Robust synthesis of two-dimensional metal dichalcogenides and their alloys by active chalcogen monomer supply

Abstract

Two-dimensional (2D) transition metal dichalcogenides (TMDs), with their atomic thicknesses, high carrier mobility, fast charge transfer, and intrinsic spin-valley couplings, have been demonstrated one of the most appealing candidates for next-generation electronic and optoelectronic devices. The synthesis of TMDs with well-controlled crystallinity, quality and composition is essential to fully realize their promising applications. Similar to that in III-V semiconductor synthesis, the precise precursor supply is a precondition for controllable growth of TMDs.
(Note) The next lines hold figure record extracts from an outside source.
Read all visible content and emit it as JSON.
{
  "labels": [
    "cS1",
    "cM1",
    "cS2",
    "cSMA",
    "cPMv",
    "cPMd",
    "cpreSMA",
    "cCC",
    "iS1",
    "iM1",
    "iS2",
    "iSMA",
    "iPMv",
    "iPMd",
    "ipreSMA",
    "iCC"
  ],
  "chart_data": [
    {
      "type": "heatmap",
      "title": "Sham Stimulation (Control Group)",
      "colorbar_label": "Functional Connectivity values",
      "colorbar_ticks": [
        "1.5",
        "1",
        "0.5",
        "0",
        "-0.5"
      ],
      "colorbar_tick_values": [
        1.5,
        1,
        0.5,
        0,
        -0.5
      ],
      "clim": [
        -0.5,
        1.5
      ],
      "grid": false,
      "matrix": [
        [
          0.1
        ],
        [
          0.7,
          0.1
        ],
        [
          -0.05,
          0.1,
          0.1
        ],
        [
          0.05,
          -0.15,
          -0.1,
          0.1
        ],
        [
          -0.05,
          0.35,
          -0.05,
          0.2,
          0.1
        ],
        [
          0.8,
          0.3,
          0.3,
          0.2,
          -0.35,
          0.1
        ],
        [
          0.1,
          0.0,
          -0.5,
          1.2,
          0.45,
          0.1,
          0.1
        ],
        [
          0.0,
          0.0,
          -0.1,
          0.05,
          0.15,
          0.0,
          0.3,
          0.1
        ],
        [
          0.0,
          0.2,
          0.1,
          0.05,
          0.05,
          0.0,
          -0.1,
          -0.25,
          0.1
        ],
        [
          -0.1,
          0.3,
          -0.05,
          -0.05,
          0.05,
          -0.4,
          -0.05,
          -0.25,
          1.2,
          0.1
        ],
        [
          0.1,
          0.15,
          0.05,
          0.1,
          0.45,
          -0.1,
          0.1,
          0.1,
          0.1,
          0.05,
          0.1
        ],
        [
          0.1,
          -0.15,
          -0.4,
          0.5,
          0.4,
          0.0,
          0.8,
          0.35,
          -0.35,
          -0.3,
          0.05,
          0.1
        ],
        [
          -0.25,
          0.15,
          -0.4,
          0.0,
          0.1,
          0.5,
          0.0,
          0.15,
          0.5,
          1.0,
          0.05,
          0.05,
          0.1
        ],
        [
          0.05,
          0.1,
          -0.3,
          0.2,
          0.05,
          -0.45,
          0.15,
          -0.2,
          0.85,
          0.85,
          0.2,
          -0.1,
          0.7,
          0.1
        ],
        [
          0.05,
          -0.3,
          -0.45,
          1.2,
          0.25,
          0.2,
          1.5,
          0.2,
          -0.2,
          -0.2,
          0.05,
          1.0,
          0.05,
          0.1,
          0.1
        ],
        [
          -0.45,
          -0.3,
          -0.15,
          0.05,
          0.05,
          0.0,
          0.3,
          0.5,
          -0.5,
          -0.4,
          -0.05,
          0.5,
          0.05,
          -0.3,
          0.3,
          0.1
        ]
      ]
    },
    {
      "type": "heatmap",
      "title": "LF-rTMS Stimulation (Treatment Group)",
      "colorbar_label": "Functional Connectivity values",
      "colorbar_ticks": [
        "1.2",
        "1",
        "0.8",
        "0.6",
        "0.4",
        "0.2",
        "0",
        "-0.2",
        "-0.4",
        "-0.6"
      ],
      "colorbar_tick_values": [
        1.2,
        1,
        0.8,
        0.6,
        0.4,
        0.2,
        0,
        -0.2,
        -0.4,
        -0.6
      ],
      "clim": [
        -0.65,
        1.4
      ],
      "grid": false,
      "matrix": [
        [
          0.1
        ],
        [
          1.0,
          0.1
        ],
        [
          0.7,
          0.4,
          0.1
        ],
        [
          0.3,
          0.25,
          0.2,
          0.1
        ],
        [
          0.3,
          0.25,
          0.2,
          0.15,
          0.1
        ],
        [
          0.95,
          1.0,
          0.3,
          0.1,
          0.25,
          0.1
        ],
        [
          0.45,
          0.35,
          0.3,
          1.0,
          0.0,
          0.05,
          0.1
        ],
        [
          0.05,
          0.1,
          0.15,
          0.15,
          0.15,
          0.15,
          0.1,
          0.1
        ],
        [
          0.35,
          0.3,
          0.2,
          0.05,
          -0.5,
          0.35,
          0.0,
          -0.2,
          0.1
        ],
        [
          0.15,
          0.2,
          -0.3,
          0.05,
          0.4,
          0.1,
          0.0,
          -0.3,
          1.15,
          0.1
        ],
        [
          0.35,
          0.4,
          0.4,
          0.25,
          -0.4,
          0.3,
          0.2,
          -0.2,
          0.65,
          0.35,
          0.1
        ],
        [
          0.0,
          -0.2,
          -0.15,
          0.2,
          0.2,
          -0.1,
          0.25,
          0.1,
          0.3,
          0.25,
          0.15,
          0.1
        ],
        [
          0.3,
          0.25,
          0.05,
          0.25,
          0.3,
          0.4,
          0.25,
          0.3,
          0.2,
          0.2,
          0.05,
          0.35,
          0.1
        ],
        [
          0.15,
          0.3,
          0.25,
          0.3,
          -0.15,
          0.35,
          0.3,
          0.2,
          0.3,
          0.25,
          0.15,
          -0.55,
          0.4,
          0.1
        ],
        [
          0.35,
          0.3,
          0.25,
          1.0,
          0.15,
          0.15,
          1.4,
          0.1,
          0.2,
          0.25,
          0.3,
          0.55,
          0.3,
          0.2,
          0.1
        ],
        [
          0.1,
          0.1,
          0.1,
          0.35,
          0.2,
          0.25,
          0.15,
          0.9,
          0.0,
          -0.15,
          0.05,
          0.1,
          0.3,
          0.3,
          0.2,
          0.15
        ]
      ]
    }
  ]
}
Although great efforts have been devoted to modulate the transition metal supply, few effective methods of chalcogen feeding control were developed. Herein we report a strategy of using active chalcogen monomer supply to grow TMDs and their alloys in a robust and controllable manner. It is found that at a high temperature, the active chalcogen monomers (such as S, Se, Te atoms or their mixtures) can be controllably released from metal chalcogenides and, thus, enable the synthesis of TMDs (MX2, M = Mo, W; X = S, Se, Te) with very high quality, e.g., MoS2 monolayers exhibit photoluminescent circular helicity of ~92%, comparable to the best exfoliated single-crystal flakes and close to the theoretical limit of unity. More intriguingly, a uniform quaternary TMD alloy with three different anions, i.e., MoS2(1-x-y)Se2xTe2y, was accomplished for the first time. Our mechanism study revealed that the active chalcogen monomers can bind and diffuse freely on a TMD surface, which enables the effective nucleation and reaction, quick chalcogen vacancy healing, and alloy formation during the growth. The chalcogen monomer supply strategy offers more degrees of freedom for the controllable synthesis of 2D compounds and their alloys, which will greatly benefit the development of high-end devices with desired 2D materials.